Little Brown Mushrooms is Soth’s publishing company, as stated earlier, the book really is his preferred medium. I couldn’t help wondering about the title. In the days when I looked at the work of Ansel Adams and other f64 group photographers, the pulsihing house with the printing process Adams felt did justice to the zone system created monochrome images he made is called Little Brown. This company still prints his collected works. I couldn’t help wonder was this choice of title a coincidence, may be may be not, it did set me thinking though!

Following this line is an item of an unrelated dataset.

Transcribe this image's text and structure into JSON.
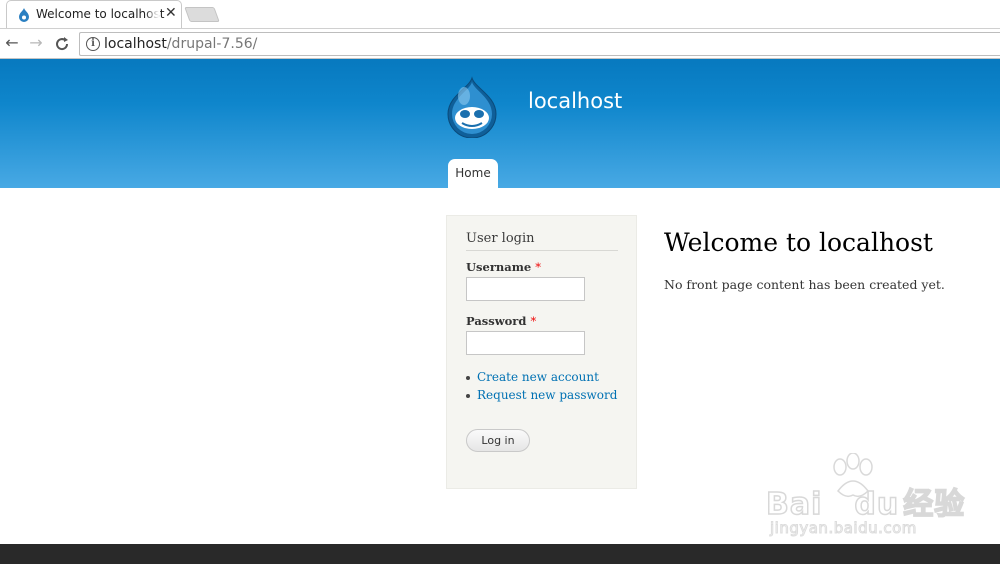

Key learning points from the Visit
- Landscape photography can be biographical
- The notion of the road trip can be slow and evolving project
- Landscape and portraiture can , when skilfully captured, sit well in a singular narrative
- Print Big!! this work stood out for its ever increasing scal
- Photo-books can go through a range of generations before settling on a final form. Soth’s show the development of ideas over time in a very revealing and inspiring manner
- Engagement with subjects yields dividends, Soth’s slow but methodical appraoch engages his subjects allowing him to really get lots fro them
- Immersion in a theme can lead to outcomes that were not originaly intended. Broken Manual in particular demonstrates this.
- Soth, through this exhibition is utterly inspiring!!!